Rusya için ekonomik baskı araçlarının tepesinde hiç kuşkusuz
enerji yer alıyor. Nitekim, AB Komisyonu tarafından Haziran
2014’de Kırım’ın ilhakına tepki olarak kabul edilen Rusya’ya
karşı ekonomik yaptırımlar paketinin hemen ardından
Rusya’nın enerji devi Gasprom, Ukrayna ve Beyaz Rusya
gibi transit ülkeler üzerinden AB üyesi ülkelere ulaşan doğalgaz
sevkiyatını Polonya, Avusturya ve Slovakya’yı kapsayacak
şekilde azalttığını açıkladı. Bu noktada, Ukrayna ile ilişkilerinde
etkin bir pozitif koşulluluk mekanizmasını hayata geçiremeyen
ve 2014 boyunca anlamlı bir kriz yönetimi yapamayan AB
ülkelerinin Rusya’ya olan enerji bağımlılıklarının, “Batı”

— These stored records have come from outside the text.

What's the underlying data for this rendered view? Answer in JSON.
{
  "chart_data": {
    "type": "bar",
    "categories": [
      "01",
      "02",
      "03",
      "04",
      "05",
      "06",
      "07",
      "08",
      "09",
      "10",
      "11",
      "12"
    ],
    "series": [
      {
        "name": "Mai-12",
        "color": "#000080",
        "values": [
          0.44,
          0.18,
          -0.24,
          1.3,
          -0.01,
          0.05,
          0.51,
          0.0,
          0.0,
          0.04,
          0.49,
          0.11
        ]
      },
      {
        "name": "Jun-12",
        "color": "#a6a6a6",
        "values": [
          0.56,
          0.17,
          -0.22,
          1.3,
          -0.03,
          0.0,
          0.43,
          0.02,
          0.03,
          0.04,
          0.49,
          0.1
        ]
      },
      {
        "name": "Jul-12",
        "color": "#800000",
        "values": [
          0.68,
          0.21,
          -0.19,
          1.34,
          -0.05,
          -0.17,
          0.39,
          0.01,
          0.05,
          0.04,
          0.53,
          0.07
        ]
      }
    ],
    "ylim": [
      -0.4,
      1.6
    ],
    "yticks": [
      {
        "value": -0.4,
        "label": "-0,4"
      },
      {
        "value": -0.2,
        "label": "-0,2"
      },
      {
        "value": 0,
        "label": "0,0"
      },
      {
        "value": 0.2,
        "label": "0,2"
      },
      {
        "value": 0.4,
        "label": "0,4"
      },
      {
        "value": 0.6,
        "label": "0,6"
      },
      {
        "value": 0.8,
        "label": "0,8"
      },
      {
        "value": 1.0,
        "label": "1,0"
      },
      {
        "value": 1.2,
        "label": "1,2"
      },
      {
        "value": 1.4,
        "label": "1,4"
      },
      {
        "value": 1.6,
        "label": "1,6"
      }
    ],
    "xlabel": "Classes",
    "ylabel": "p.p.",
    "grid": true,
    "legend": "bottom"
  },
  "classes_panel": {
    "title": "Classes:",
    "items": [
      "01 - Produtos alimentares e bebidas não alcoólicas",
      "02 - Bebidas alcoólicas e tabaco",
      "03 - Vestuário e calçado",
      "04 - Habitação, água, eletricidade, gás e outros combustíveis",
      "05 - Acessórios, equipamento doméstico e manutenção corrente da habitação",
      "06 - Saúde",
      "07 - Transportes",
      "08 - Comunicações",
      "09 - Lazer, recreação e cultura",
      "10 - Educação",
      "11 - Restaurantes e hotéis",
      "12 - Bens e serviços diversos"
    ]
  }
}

cephesini AB ve ABD’nin Rusya’ya karşı etkin bir biçimde
hareket eden monolog bir blok olmaktan alıkoyduğunu da
tespit etmek lazım. Gerek doğu genişlemesi sonrası Rusya’yla
sınırdaş olması, gerekse sürdürülebilir enerji arzı noktasında
Rus doğalgazına ihtiyacı, AB’yi Rusya’ya karşı daha temkinli
olmaya zorluyor. Diğer taraftan 2008 finans krizinin ardından
toparlanma belirtileri gösteren ABD’nin Rus doğalgazına
bağımlılığı bulunmaması ve ekonomik bir dev haline gelen
Çin’i kontrol altında tutma hedefine odaklanmasının da Batı
kampında siyasi ve ekonomik öncelikler konusunda ayrışmaya
neden olduğu söylenebilir.
Yine de Ukrayna üzerinde gelişen olaylar Batı’yı belli ölçüde
hareketlendirmiş gözüküyor. En azından uluslararası sistemin
geleceğine yönelik tartışmalar şimdilerde Batı kurumlarında
daha yoğun şekilde gündemde. Ukrayna, Moldova ya da
Gürcistan örneklerinde görüldüğü gibi, Soğuk Savaş sonrası
ulus devletleşme sürecinde yaşanan pek çok etnik, dilsel,
sosyo-kültürel ve tarihsel ayrışmalar geniş Karadeniz
havzasında siyasi istikrarsızlıklara zemin hazırlamışsa da,
donmuş çatışmaları yeniden alevlendirenin büyük ölçüde
Rusya ile Batı arasında bölgede yaşanan nüfuz mücadelesi
olduğu görülüyor. Yeni bir soğuk savaş mı başlıyor
tartışmalarını bir yana bırakacak olursak, Ukrayna krizinden
akılda kalacakların başında modern uluslararası sistemi
şekillendiren “iç işlere karışmama”, “eşit egemenlik” ve
“toprak bütünlüğüne saygı” prensipleri üzerine kurulu
Vestfalya sisteminin ciddi şekilde yara aldığı olgusu geliyor.
Yeni tehditler, fırsatlar ve bağımlılıklar barındıran modern
uluslararası siyasal sistemin bundan sonra nasıl bir yöne
doğru evrileceğini ise hep birlikte izleyeceğiz.